The team examined possible mechanisms by which complement might neutralize parasites. They found that serum antibodies that bound recombinant VAR2CSA domains can fix the complement components C1q and C3. Using the CSA-binding laboratory isolate CS2 that maintains VAR2CSA on its IE surface, however, the group observed no evidence that complement fixation led to the formation of membrane attack complex or to inhibition of growth in vitro. These findings echo earlier studies with IEs from non-pregnant individuals, where the absence of complement activity was attributed to complement regulatory protein on the red cell surface [6, 7]. Instead, and surprisingly, fixation of C1q enhanced serum anti-adhesion activity against CSA-binding IEs.

Levels of complement on IE were reduced after CS2 was engineered to block PfEMP-1 surface expression, further implicating VAR2CSA as a target. Taken together, the data support the idea that VAR2CSA antibodies fix complement which enhances their anti-adhesion activity against CSA-binding IE and thereby might prevent placental sequestration. Of note, modest levels of complement were still detected on IEs without surface PfEMP1, and therefore, other surface antigens may also be targets of complement-fixing antibody.

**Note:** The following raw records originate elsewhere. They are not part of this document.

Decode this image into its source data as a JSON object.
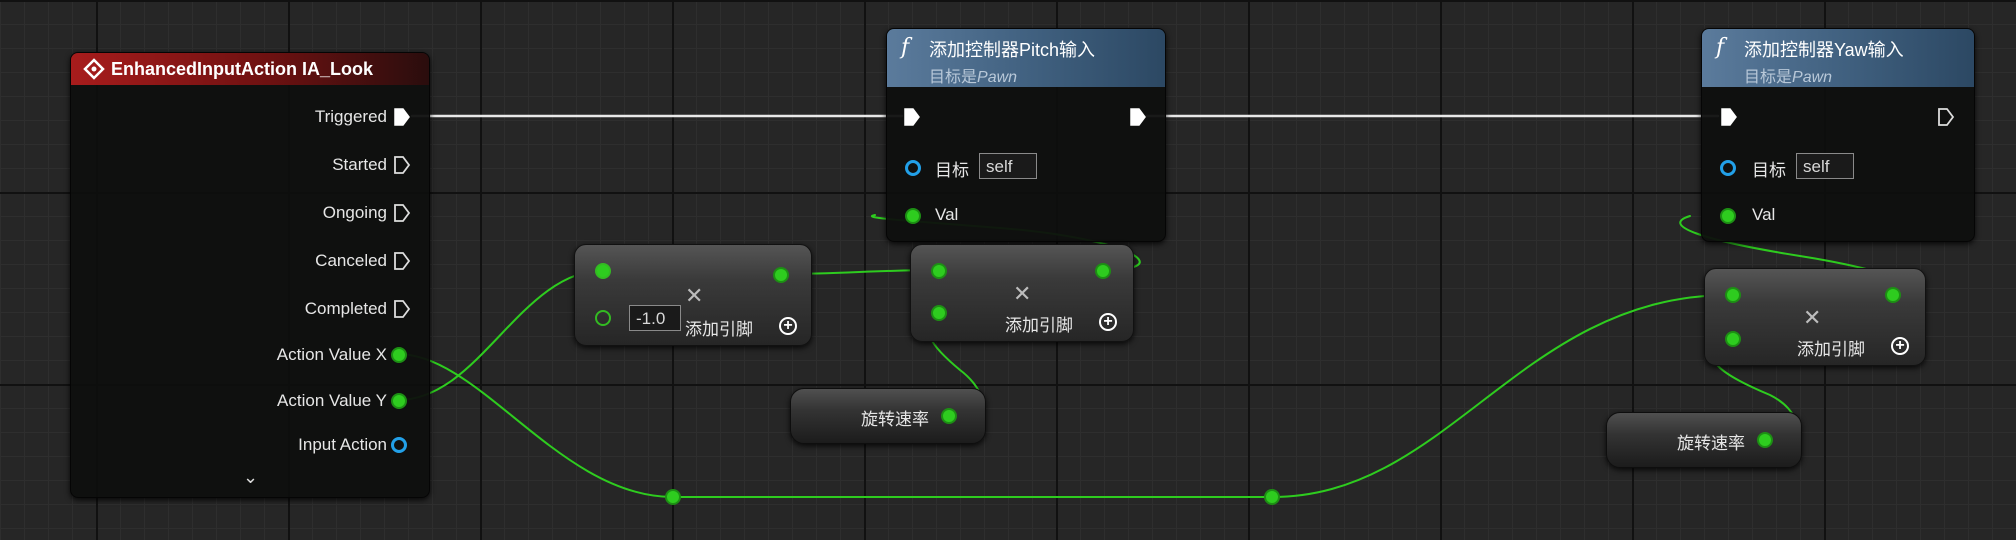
{
  "event_node": {
    "title": "EnhancedInputAction IA_Look",
    "pins": [
      "Triggered",
      "Started",
      "Ongoing",
      "Canceled",
      "Completed",
      "Action Value X",
      "Action Value Y",
      "Input Action"
    ],
    "expand_icon": "chevron-down-icon"
  },
  "pitch_node": {
    "title": "添加控制器Pitch输入",
    "subtitle_prefix": "目标是",
    "subtitle_target": "Pawn",
    "target_label": "目标",
    "target_value": "self",
    "val_label": "Val",
    "icon": "function-icon"
  },
  "yaw_node": {
    "title": "添加控制器Yaw输入",
    "subtitle_prefix": "目标是",
    "subtitle_target": "Pawn",
    "target_label": "目标",
    "target_value": "self",
    "val_label": "Val",
    "icon": "function-icon"
  },
  "multiply_nodes": [
    {
      "input_value": "-1.0",
      "add_pin_label": "添加引脚",
      "op_icon": "multiply-icon"
    },
    {
      "add_pin_label": "添加引脚",
      "op_icon": "multiply-icon"
    },
    {
      "add_pin_label": "添加引脚",
      "op_icon": "multiply-icon"
    }
  ],
  "getters": [
    {
      "label": "旋转速率"
    },
    {
      "label": "旋转速率"
    }
  ],
  "colors": {
    "exec_wire": "#ffffff",
    "float_wire": "#2ecc1f",
    "object_pin": "#22a0e8",
    "event_header": "#a81c1c",
    "function_header": "#4f6f8f"
  }
}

The contribution of complement to protective immunity

In contrast to these new findings, a recent study of Ghanaian gravidae [8] observed complement fixation by serum antibody on recombinant VAR2CSA but not on the IE surface of CSA-binding IT4/FCR3 parasites (that are isogenic to the CS2 parasite studied here). Opi and colleagues confirmed C3 fixation on the IE surface of an additional maternal isolate from Papua New Guinea and also showed that serum antibody bound to recombinant VAR2CSA fragments from different alleles fixed C1q or C3. Nevertheless, studies are warranted in different geographical regions using diverse parasites to understand how host or parasite heterogeneity impacts complement-dependent functional activity, and different alleles of full-length recombinant VAR2CSA ectodomain [9] should be assessed as reagents to measure complement-fixing antibody.

Future studies will also benefit by enrolling women earlier in gestation, as Opi et al. suggest, since C1q-binding serum antibody did not predict protection in women without infection at enrollment, a majority of the study population. Capturing the many parasitemia events that appear early in second trimester might strengthen the associations beyond those seen in this study. Finally, larger studies or meta-analyses will be needed to discriminate the independent contributions made by anti-adhesion antibodies, complement-dependent anti-adhesion activity, opsonizing antibodies, and other immune measures, to protection from PM.

Conclusions

Opi and colleagues describe a role for complement to enhance protective anti-adhesion antibody activity during PM. Thus, VAR2CSA vaccine activity may similarly be enhanced by inducing antibodies that fix complement. The human response to the VAR2CSA vaccine PRIMVAC was dominated by IgG1 and IgG3, but nevertheless, serum anti-adhesion activity measured in vitro was modest against different parasite variants [10]. Given the findings of Opi et al., antisera from past and future trials should henceforth be examined with careful attention to complement in the assays. Vaccine design and formulation should also consider the potential contribution of complement-fixing antibodies to protective efficacy, alongside the contributions of opsonizing/phagocytosing and anti-adhesion antibodies. Ultimately, vaccine trials might provide the clearest evidence for the individual and combined benefits of these different immune mechanisms for preventing PM.